首页 文章

在构造使用数据的XmlReader或XPathDocument之前,如何从基于XML的数据源中删除无效的十六进制字符?

提问于
浏览
71

在XmlReader中使用它之前,是否有任何简单/通用的方法来清理基于XML的数据源,以便我可以优雅地使用不符合XML上的十六进制字符限制的XML数据?

注意:

  • 该解决方案需要处理使用UTF-8以外的字符编码的XML数据源,例如:通过在XML文档声明中指定字符编码 . 在剥离无效的十六进制字符时,不破坏源的字符编码一直是一个主要的难点 .

  • 删除无效的十六进制字符应仅删除十六进制编码值,因为您经常可以在数据中找到碰巧包含字符串的href值,该字符串将是十六进制字符的字符串匹配 .

背景:

我需要使用符合特定格式的基于XML的数据源(想想Atom或RSS提要),但希望能够使用已发布的数据源,这些数据源包含符合XML规范的无效十六进制字符 .

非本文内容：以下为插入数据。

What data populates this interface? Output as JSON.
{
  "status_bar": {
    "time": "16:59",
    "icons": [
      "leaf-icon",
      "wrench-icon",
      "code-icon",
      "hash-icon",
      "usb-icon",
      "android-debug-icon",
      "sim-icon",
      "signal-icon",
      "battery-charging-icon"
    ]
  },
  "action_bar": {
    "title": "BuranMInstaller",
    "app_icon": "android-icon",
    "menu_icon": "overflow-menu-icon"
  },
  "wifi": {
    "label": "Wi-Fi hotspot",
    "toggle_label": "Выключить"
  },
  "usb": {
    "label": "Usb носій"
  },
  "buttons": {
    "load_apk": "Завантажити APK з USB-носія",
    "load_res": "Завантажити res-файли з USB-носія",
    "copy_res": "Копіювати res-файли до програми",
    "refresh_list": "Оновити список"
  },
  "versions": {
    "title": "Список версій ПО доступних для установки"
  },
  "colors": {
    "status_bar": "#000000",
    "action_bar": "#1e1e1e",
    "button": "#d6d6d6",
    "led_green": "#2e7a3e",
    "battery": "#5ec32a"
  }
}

在.NET中,如果您有一个表示XML数据源的Stream,然后尝试使用XmlReader和/或XPathDocument对其进行解析,则会由于在XML数据中包含无效的十六进制字符而引发异常 . 我目前解决此问题的尝试是将Stream解析为字符串并使用正则表达式删除和/或替换无效的十六进制字符,但我正在寻找更高性能的解决方案 .

13 回答

  • 1
    private static String removeNonUtf8CompliantCharacters( final String inString ) {
        if (null == inString ) return null;
        byte[] byteArr = inString.getBytes();
        for ( int i=0; i < byteArr.length; i++ ) {
            byte ch= byteArr[i]; 
            // remove any characters outside the valid UTF-8 range as well as all control characters
            // except tabs and new lines
            if ( !( (ch > 31 && ch < 253 ) || ch == '\t' || ch == '\n' || ch == '\r') ) {
                byteArr[i]=' ';
            }
        }
        return new String( byteArr );
    }
    
  • -1

    您可以使用以下内容传递非UTF字符:

    string sFinalString  = "";
    string hex = "";
    foreach (char ch in UTFCHAR)
    {
        int tmp = ch;
       if ((ch < 0x00FD && ch > 0x001F) || ch == '\t' || ch == '\n' || ch == '\r')
        {
        sFinalString  += ch;
        }
        else
        {  
          sFinalString  += "&#" + tmp+";";
        }
    }
    
  • -5

    试试PHP吧!

    $goodUTF8 = iconv("utf-8", "utf-8//IGNORE", $badUTF8);
    
  • 12

    它是 may not be perfect (重点是因为人们错过了这个免责声明),但我在这种情况下所做的就是下面 . 您可以调整以使用流 .

    /// <summary>
    /// Removes control characters and other non-UTF-8 characters
    /// </summary>
    /// <param name="inString">The string to process</param>
    /// <returns>A string with no control characters or entities above 0x00FD</returns>
    public static string RemoveTroublesomeCharacters(string inString)
    {
        if (inString == null) return null;
    
        StringBuilder newString = new StringBuilder();
        char ch;
    
        for (int i = 0; i < inString.Length; i++)
        {
    
            ch = inString[i];
            // remove any characters outside the valid UTF-8 range as well as all control characters
            // except tabs and new lines
            //if ((ch < 0x00FD && ch > 0x001F) || ch == '\t' || ch == '\n' || ch == '\r')
            //if using .NET version prior to 4, use above logic
            if (XmlConvert.IsXmlChar(ch)) //this method is new in .NET 4
            {
                newString.Append(ch);
            }
        }
        return newString.ToString();
    
    }
    
  • 9

    我喜欢Eugene的白名单概念 . 我需要做与原始海报类似的事情,但我需要支持所有Unicode字符,而不仅仅是0x00FD . XML规范是:

    Char =#x9 | #xA | #xD | [#x20-#xD7FF] | [#xE000-#xFFFD] | [#x10000-#x10FFFF]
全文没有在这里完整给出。